Shares of the footwear company have depreciated by 0.34% over the course of the past month, outperforming the Consumer Discretionary sector’s loss of 6.01% and the S&P 500’s loss of 2.8%.
The investment community will be closely monitoring the performance of Crocs in its forthcoming earnings report. In that report, analysts expect Crocs to post earnings of $2.28 per share. This would mark a year-over-year decline of 11.63%. Meanwhile, the latest consensus estimate predicts the revenue to be $963.74 million, indicating a 0.38% increase compared to the same quarter of the previous year.

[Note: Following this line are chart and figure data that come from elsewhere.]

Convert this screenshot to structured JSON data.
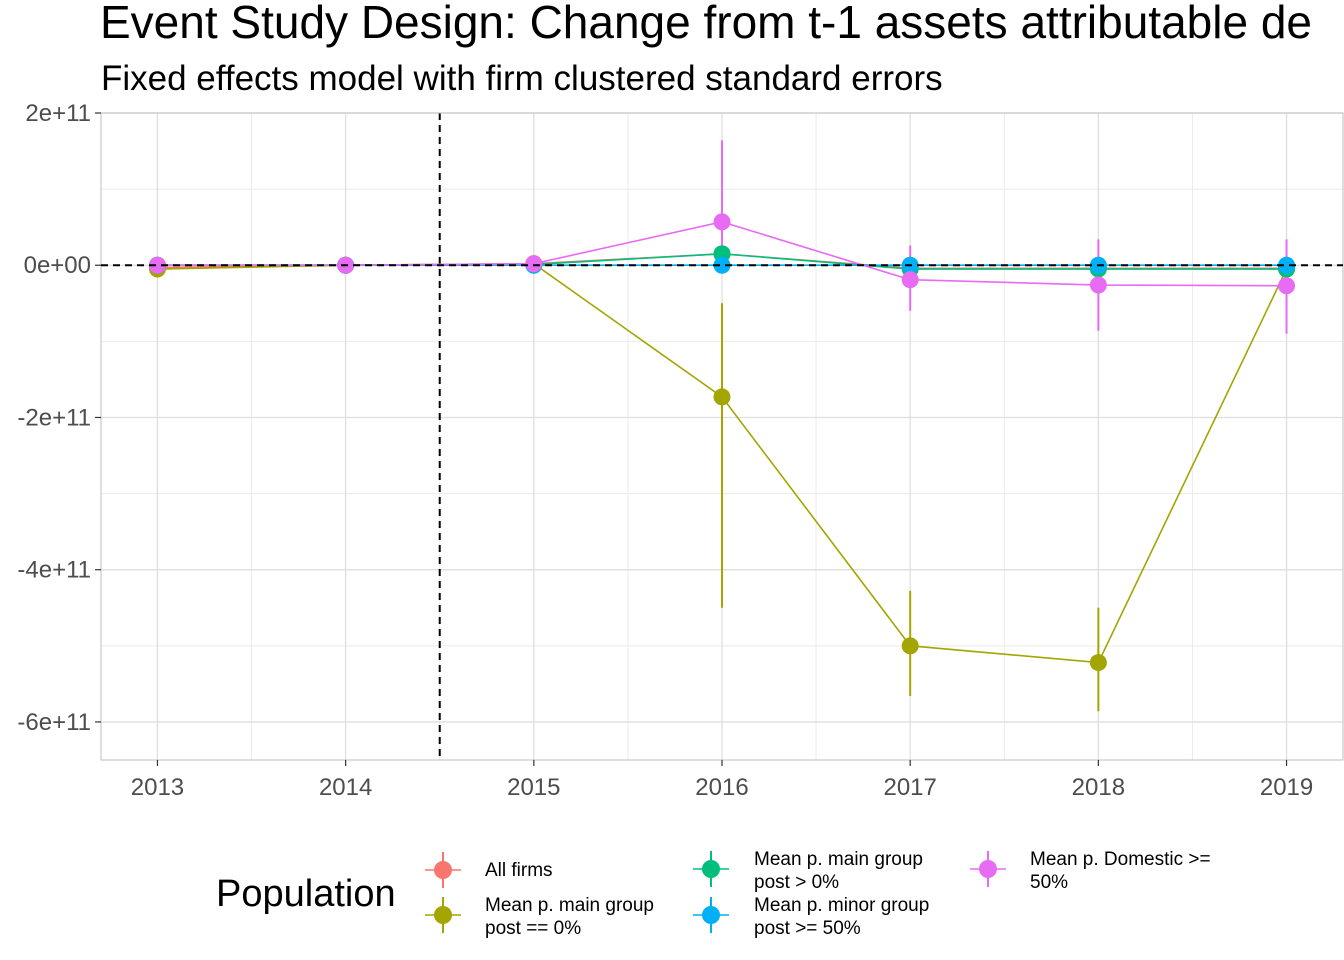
{
  "chart_data": {
    "type": "line",
    "title": "Event Study Design: Change from t-1 assets attributable de",
    "subtitle": "Fixed effects model with firm clustered standard errors",
    "xlabel": "",
    "ylabel": "",
    "x": [
      2013,
      2014,
      2015,
      2016,
      2017,
      2018,
      2019
    ],
    "x_tick_labels": [
      "2013",
      "2014",
      "2015",
      "2016",
      "2017",
      "2018",
      "2019"
    ],
    "ylim": [
      -650000000000.0,
      200000000000.0
    ],
    "y_ticks": [
      200000000000.0,
      0,
      -200000000000.0,
      -400000000000.0,
      -600000000000.0
    ],
    "y_tick_labels": [
      "2e+11",
      "0e+00",
      "-2e+11",
      "-4e+11",
      "-6e+11"
    ],
    "reference_lines": {
      "vertical_x": 2014.5,
      "horizontal_y": 0
    },
    "grid": true,
    "legend": {
      "title": "Population",
      "position": "bottom"
    },
    "series": [
      {
        "name": "All firms",
        "color": "#F8766D",
        "points": [
          {
            "x": 2013,
            "y": -3000000000.0,
            "lo": -3000000000.0,
            "hi": -3000000000.0
          },
          {
            "x": 2014,
            "y": 0,
            "lo": 0,
            "hi": 0
          },
          {
            "x": 2015,
            "y": 2000000000.0,
            "lo": 2000000000.0,
            "hi": 2000000000.0
          },
          {
            "x": 2016,
            "y": 15000000000.0,
            "lo": 15000000000.0,
            "hi": 15000000000.0
          },
          {
            "x": 2017,
            "y": -4000000000.0,
            "lo": -4000000000.0,
            "hi": -4000000000.0
          },
          {
            "x": 2018,
            "y": -4000000000.0,
            "lo": -4000000000.0,
            "hi": -4000000000.0
          },
          {
            "x": 2019,
            "y": -4000000000.0,
            "lo": -4000000000.0,
            "hi": -4000000000.0
          }
        ]
      },
      {
        "name": "Mean p. main group\npost == 0%",
        "color": "#A3A500",
        "points": [
          {
            "x": 2013,
            "y": -5000000000.0,
            "lo": -5000000000.0,
            "hi": -5000000000.0
          },
          {
            "x": 2014,
            "y": 0,
            "lo": 0,
            "hi": 0
          },
          {
            "x": 2015,
            "y": 2000000000.0,
            "lo": 2000000000.0,
            "hi": 2000000000.0
          },
          {
            "x": 2016,
            "y": -173000000000.0,
            "lo": -450000000000.0,
            "hi": -50000000000.0
          },
          {
            "x": 2017,
            "y": -500000000000.0,
            "lo": -566000000000.0,
            "hi": -428000000000.0
          },
          {
            "x": 2018,
            "y": -522000000000.0,
            "lo": -586000000000.0,
            "hi": -450000000000.0
          },
          {
            "x": 2019,
            "y": -5000000000.0,
            "lo": -5000000000.0,
            "hi": -5000000000.0
          }
        ]
      },
      {
        "name": "Mean p. main group\npost > 0%",
        "color": "#00BF7D",
        "points": [
          {
            "x": 2013,
            "y": 0,
            "lo": 0,
            "hi": 0
          },
          {
            "x": 2014,
            "y": 0,
            "lo": 0,
            "hi": 0
          },
          {
            "x": 2015,
            "y": 1000000000.0,
            "lo": 1000000000.0,
            "hi": 1000000000.0
          },
          {
            "x": 2016,
            "y": 15000000000.0,
            "lo": 15000000000.0,
            "hi": 15000000000.0
          },
          {
            "x": 2017,
            "y": -5000000000.0,
            "lo": -5000000000.0,
            "hi": -5000000000.0
          },
          {
            "x": 2018,
            "y": -5000000000.0,
            "lo": -5000000000.0,
            "hi": -5000000000.0
          },
          {
            "x": 2019,
            "y": -5000000000.0,
            "lo": -5000000000.0,
            "hi": -5000000000.0
          }
        ]
      },
      {
        "name": "Mean p. minor group\npost >= 50%",
        "color": "#00B0F6",
        "points": [
          {
            "x": 2013,
            "y": 0,
            "lo": 0,
            "hi": 0
          },
          {
            "x": 2014,
            "y": 0,
            "lo": 0,
            "hi": 0
          },
          {
            "x": 2015,
            "y": 0,
            "lo": 0,
            "hi": 0
          },
          {
            "x": 2016,
            "y": 0,
            "lo": 0,
            "hi": 0
          },
          {
            "x": 2017,
            "y": 0,
            "lo": 0,
            "hi": 0
          },
          {
            "x": 2018,
            "y": 0,
            "lo": 0,
            "hi": 0
          },
          {
            "x": 2019,
            "y": 0,
            "lo": 0,
            "hi": 0
          }
        ]
      },
      {
        "name": "Mean p. Domestic >=\n50%",
        "color": "#E76BF3",
        "points": [
          {
            "x": 2013,
            "y": 0,
            "lo": 0,
            "hi": 0
          },
          {
            "x": 2014,
            "y": 0,
            "lo": 0,
            "hi": 0
          },
          {
            "x": 2015,
            "y": 2000000000.0,
            "lo": 2000000000.0,
            "hi": 2000000000.0
          },
          {
            "x": 2016,
            "y": 57000000000.0,
            "lo": -10000000000.0,
            "hi": 164000000000.0
          },
          {
            "x": 2017,
            "y": -19000000000.0,
            "lo": -60000000000.0,
            "hi": 26000000000.0
          },
          {
            "x": 2018,
            "y": -26000000000.0,
            "lo": -86000000000.0,
            "hi": 34000000000.0
          },
          {
            "x": 2019,
            "y": -27000000000.0,
            "lo": -90000000000.0,
            "hi": 34000000000.0
          }
        ]
      }
    ]
  }
}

It is also important to note the recent changes to analyst estimates for Crocs. Recent revisions tend to reflect the latest near-term business trends. Therefore, positive revisions in estimates convey analysts’ confidence in the company’s business performance and profit potential.
Our research demonstrates that these adjustments in estimates directly associate with imminent stock price performance. To exploit this, we’ve formed the Zacks Rank, a quantitative model that includes these estimate changes and presents a viable rating system.
The Zacks Rank system, running from #1 (Strong Buy) to #5 (Strong Sell), holds an admirable track record of superior performance, independently audited, with #1 stocks contributing an average annual return of +25% since 1988. Over the last 30 days, the Zacks Consensus EPS estimate has witnessed a 0.51% decrease. Crocs is currently a Zacks Rank #4 (Sell).
In terms of valuation, Crocs is presently being traded at a Forward P/E ratio of 8.59. This indicates a discount in contrast to its industry’s Forward P/E of 16.06.
Investors should also note that CROX has a PEG ratio of 1.92 right now. Comparable to the widely accepted P/E ratio, the PEG ratio also accounts for the company’s projected earnings growth. The average PEG ratio for the Textile – Apparel industry stood at 1.92 at the close of the market yesterday.
The Textile – Apparel industry is part of the Consumer Discretionary sector. At present, this industry carries a Zacks Industry Rank of 47, placing it within the top 19% of over 250 industries.
The strength of our individual industry groups is measured by the Zacks Industry Rank, which is calculated based on the average Zacks Rank of the individual stocks within these groups. Our research shows that the top 50% rated industries outperform the bottom half by a factor of 2 to 1.
Keep in mind to rely on Zacks.com to watch all these stock-impacting metrics, and more, in the succeeding trading sessions.